Magara’s Lonmin, with fellow miners Anglo American Platinum Ltd. and Impala Platinum Holdings Plc, have been at loggerheads with Mathunjwa’s Association of Mineworkers and Construction Union since January 23 when the labour group went on strike over pay. AMCU has rejected the companies’ latest offer of R12 500 rand a month by 2017, including benefits, instead demanding that amount in base pay within four years. That’s double entry-level workers’ current salaries.

“We are close enough to realize that Lonmin belongs to both me and him, his members and my employees and my investors,” said Magara, who has known Mathunjwa since 1999 when he was working at Anglo American Plc’s coal division and the union leader began his labor group at BHP Billiton Plc.

The pair put on a show of unity in August, shaking hands when Lonmin announced that the AMCU had become the majority labor group at the company.

MARIKANA KILLINGS

Magara, from Zimbabwe, became Lonmin CEO in July 2013, 11 months after 34 protesters were killed by police in a single day near the company’s Marikana operations. Mathunjwa’s AMCU has surged in membership since those events and is now the dominant union in South Africa’s platinum industry.

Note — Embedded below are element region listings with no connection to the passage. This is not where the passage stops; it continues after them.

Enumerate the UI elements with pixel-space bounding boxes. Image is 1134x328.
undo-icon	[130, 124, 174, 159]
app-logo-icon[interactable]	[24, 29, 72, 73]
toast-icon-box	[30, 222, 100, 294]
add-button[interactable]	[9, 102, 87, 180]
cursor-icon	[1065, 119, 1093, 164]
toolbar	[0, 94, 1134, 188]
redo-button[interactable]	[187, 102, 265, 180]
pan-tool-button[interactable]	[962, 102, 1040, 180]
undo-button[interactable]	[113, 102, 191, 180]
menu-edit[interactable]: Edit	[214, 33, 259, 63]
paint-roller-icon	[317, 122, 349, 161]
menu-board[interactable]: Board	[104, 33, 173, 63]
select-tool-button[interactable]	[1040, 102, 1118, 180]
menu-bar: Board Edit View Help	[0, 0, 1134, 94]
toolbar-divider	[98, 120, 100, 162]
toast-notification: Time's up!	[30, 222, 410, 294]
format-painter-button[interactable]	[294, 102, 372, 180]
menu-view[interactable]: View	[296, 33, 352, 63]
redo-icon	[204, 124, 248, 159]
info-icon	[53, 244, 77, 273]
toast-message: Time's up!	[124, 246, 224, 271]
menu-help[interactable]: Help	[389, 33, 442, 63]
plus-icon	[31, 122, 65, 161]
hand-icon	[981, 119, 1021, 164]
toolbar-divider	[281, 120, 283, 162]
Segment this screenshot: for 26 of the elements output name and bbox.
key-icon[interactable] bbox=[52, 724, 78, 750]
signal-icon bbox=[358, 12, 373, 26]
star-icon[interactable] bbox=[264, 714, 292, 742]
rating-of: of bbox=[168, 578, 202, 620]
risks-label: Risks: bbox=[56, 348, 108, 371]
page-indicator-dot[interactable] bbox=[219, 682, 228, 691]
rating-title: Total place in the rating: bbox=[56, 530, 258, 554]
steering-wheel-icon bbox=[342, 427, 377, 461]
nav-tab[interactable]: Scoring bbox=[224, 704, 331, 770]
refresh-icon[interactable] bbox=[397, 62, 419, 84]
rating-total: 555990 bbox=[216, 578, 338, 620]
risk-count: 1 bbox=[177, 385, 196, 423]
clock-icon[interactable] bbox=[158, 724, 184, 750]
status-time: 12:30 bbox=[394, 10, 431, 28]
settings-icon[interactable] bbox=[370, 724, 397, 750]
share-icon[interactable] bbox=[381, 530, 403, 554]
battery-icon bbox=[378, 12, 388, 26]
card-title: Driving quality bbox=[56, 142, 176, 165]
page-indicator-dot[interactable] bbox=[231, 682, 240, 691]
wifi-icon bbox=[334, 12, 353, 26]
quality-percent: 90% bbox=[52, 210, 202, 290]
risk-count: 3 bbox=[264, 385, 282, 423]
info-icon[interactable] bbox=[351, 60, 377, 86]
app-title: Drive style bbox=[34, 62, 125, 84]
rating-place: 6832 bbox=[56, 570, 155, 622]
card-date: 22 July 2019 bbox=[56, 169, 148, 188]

“The only solution in this thing is for companies to come to the table and talk about how we can reach 12,500 in four years,” Mathunjwa said today in a phone interview. “There is no other way.”

The strike, the longest mining labor stoppage in South Africa’s history, has cost companies almost R16 billion in lost revenue and workers R7.1 billion in income, according to the producers.

“We are doing everything to safeguard the business,” Magara said. “Cash burn, reduce it, everything else not critical, reduce it.”

Lonmin has declined 11 percent to 286.7 pence since the strike began Jan. 23 in London trading. Platinum is down 2.3 percent to $1,424.5 an ounce in the period.